Kunda Nitesh K, Price Dominique N, Muttil Pavan
Department of Pharmaceutical Sciences, College of Pharmacy, University of New Mexico Health Sciences Center, Albuquerque, NM 87102, USA.
Vaccines (Basel). 2018 Jul 10;6(3):41. doi: 10.3390/vaccines6030041.
Pulmonary delivery of drugs and vaccines is an established route of administration, with particulate-based carriers becoming an attractive strategy to enhance the benefits of pulmonary therapeutic delivery. Despite the increasing number of publications using the pulmonary route of delivery, the lack of effective and uniform administration techniques in preclinical models generally results in poor translational success. In this study, we used the IVIS Spectrum small-animal in vivo imaging system to compare the respiratory tract deposition and distribution pattern of a microsphere suspension (5 µm) in mice after 1, 4, and 24 h when delivered by oropharyngeal aspiration, the Microsprayer Aerosolizer, and the BioLite Intubation System, three-widely reported preclinical inhalation techniques. We saw no significant differences in microsphere deposition in whole body images and excised lungs (at 1, 4, and 24 h); however, the three-dimensional (3D) images showed more localized deposition in the lungs with the MicroSprayer and BioLite delivery techniques. Further, oropharyngeal aspiration (at 1 h) showed microsphere deposition in the oral cavity, in contrast to the MicroSprayer and BioLite systems. The studies shown here will allow researchers to choose the appropriate pulmonary delivery method in animal models based on their study requirements.

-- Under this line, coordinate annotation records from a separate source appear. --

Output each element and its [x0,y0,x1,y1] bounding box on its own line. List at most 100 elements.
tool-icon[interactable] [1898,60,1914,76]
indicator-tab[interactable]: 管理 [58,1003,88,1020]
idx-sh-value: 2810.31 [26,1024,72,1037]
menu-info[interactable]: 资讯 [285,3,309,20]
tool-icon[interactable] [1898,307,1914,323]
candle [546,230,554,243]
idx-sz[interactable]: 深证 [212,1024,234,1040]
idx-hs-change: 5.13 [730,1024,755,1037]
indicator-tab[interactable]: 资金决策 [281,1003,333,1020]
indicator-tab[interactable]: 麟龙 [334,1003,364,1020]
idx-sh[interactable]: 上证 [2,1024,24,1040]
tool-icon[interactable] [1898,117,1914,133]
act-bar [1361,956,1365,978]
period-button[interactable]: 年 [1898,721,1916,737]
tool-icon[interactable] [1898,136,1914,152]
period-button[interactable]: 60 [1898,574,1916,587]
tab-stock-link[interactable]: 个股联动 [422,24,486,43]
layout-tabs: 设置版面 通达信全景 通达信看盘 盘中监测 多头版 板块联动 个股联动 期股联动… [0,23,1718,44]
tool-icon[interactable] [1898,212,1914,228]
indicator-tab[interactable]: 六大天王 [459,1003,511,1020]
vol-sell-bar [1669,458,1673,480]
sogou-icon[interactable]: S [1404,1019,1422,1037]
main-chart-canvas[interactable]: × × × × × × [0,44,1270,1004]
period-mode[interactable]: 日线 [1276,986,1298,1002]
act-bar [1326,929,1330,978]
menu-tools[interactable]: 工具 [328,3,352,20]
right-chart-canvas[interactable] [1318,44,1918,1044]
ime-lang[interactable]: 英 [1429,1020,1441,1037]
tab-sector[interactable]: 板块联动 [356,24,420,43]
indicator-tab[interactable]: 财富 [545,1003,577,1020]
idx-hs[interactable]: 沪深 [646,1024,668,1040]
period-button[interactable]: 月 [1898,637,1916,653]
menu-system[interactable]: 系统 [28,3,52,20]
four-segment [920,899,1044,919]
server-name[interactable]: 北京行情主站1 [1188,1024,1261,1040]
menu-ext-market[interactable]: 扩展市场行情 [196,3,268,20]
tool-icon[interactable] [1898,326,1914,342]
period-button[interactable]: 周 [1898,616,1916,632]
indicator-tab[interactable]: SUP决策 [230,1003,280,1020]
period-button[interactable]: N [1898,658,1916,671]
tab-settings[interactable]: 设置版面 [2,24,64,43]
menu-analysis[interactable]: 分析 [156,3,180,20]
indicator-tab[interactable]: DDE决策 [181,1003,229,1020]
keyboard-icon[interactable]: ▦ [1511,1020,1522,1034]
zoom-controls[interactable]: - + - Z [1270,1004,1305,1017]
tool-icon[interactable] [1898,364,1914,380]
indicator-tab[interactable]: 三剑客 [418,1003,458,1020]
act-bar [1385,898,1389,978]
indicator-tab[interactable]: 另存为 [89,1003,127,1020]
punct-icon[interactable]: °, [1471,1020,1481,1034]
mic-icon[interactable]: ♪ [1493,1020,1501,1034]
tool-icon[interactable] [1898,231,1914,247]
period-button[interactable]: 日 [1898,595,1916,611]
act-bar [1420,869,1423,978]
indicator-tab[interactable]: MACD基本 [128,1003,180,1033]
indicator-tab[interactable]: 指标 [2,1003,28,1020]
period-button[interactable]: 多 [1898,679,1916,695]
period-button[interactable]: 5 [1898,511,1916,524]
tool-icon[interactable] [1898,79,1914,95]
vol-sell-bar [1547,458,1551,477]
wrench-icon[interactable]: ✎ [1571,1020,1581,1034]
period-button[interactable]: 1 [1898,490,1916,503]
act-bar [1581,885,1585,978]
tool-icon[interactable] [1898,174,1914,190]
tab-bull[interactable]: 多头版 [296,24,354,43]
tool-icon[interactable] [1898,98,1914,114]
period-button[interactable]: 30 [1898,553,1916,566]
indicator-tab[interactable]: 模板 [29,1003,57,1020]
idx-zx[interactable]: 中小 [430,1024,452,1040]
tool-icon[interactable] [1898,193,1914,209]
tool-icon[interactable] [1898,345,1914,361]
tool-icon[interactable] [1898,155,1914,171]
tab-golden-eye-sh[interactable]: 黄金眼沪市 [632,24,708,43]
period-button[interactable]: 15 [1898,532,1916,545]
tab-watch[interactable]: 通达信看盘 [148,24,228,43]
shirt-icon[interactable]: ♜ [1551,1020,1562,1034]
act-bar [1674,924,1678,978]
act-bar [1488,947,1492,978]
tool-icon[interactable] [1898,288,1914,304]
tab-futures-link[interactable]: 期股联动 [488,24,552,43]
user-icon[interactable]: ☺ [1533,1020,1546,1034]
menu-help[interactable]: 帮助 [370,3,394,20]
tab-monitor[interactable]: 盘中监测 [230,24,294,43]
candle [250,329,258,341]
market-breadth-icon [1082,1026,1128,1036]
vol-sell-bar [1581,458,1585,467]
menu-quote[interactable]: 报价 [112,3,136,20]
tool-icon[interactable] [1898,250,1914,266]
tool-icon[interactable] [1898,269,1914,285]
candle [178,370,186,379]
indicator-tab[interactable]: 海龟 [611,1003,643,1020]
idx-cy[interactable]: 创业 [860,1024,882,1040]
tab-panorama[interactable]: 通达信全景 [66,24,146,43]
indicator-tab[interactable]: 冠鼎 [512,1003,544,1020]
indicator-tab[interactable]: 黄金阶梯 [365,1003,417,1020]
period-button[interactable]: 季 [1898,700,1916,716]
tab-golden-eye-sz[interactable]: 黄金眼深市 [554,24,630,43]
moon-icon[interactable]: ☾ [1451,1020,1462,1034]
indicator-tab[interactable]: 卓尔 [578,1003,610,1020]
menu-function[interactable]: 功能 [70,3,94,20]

药物和疫苗的肺部给药是一种既定的给药途径,基于颗粒的载体正成为增强肺部治疗给药益处的一种有吸引力的策略。尽管使用肺部给药途径的出版物数量不断增加,但临床前模型中缺乏有效且统一的给药技术通常导致转化成功率较低。在本研究中,我们使用IVIS Spectrum小动物体内成像系统,比较了通过口咽抽吸、微型喷雾器雾化器和BioLite插管系统(三种广泛报道的临床前吸入技术)给药后,微球悬浮液(5μm)在小鼠1小时、4小时和24小时后的呼吸道沉积和分布模式。我们在全身图像和切除的肺中(1小时、4小时和24小时)未观察到微球沉积有显著差异;然而,三维(3D)图像显示,使用微型喷雾器和BioLite给药技术时,肺部的沉积更局限。此外,与微型喷雾器和BioLite系统相比,口咽抽吸(1小时时)显示微球沉积在口腔中。此处所示的研究将使研究人员能够根据其研究需求在动物模型中选择合适的肺部给药方法。